# Boise Idaho Sunday June 6th, 2021 Swap Meet!



## Lookn4bikes (May 8, 2021)

Boise oldest Vintage Bicycle Swap Meet.


----------



## Gnarlymarley (May 30, 2021)

I'll be there with a trailer load. I also plan on spending some too.


----------



## Lookn4bikes (May 31, 2021)

Only a week away. Weather looks like it should be pleasant. I will make sure to get lots of pictures to share with the people who can't attend.


----------



## Lookn4bikes (Jun 3, 2021)

Gnarlymarley said:


> I'll be there with a trailer load. I also plan on spending some too.
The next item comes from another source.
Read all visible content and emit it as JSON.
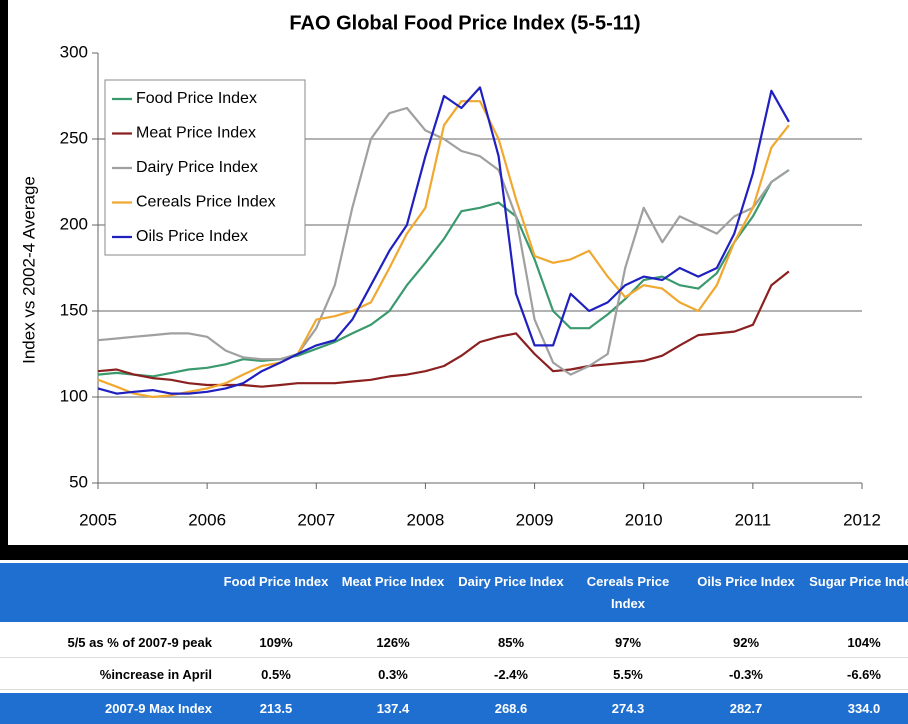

Hopefully a trailer full of $500 Autocycles🙃


----------



## Gnarlymarley (Jun 3, 2021)

Lookn4bikes said:


> Hopefully a trailer full of $500 Autocycles🙃



There maybe one. May add a 0 to it though.


----------



## Gnarlymarley (Jun 8, 2021)

What a great turnout. It was great meeting everyone. Can’t wait for next year.


----------



## HEMI426 (Jun 8, 2021)

Where's the pictures!


----------



## Gnarlymarley (Jun 8, 2021)

HEMI426 said:


> Where's the pictures!



Lol. I got zero


----------



## Freqman1 (Jun 8, 2021)

No pics--it didn't happen! No one had a cell phone?


----------



## Lookn4bikes (Jun 8, 2021)

Great weather for the event. Surprised how many CABE members were there. Parts swirled around.


----------



## Lookn4bikes (Jun 8, 2021)




----------



## Gnarlymarley (Jun 8, 2021)

Rad


----------



## ADReese (Jun 8, 2021)

Does anyone know if this rack happens to still be for sale? I'm on the hunt for an original paint black schwinn 9 hole. Possibly a cabe member? Thank you!


----------



## John G04 (Jun 8, 2021)

Thanks for the pics! Looks like a lot of good stuff was there


----------



## Gnarlymarley (Jun 8, 2021)

ADReese said:


> Does anyone know if this rack happens to still be for sale? I'm on the hunt for an original paint black schwinn 9 hole. Possibly a cabe member? Thank yo




I’m pretty sure it was there at the end. Lookn4bikes may know who has it


----------



## Lookn4bikes (Jun 8, 2021)

I believe it was a members rack. I sent a text about it.


----------



## JRE (Jun 13, 2021)

Dang should gave made the trip there from Oregon. Looks like a good turn out.


----------



## StingrayRider (Jun 13, 2021)

Thanks for the photos.


----------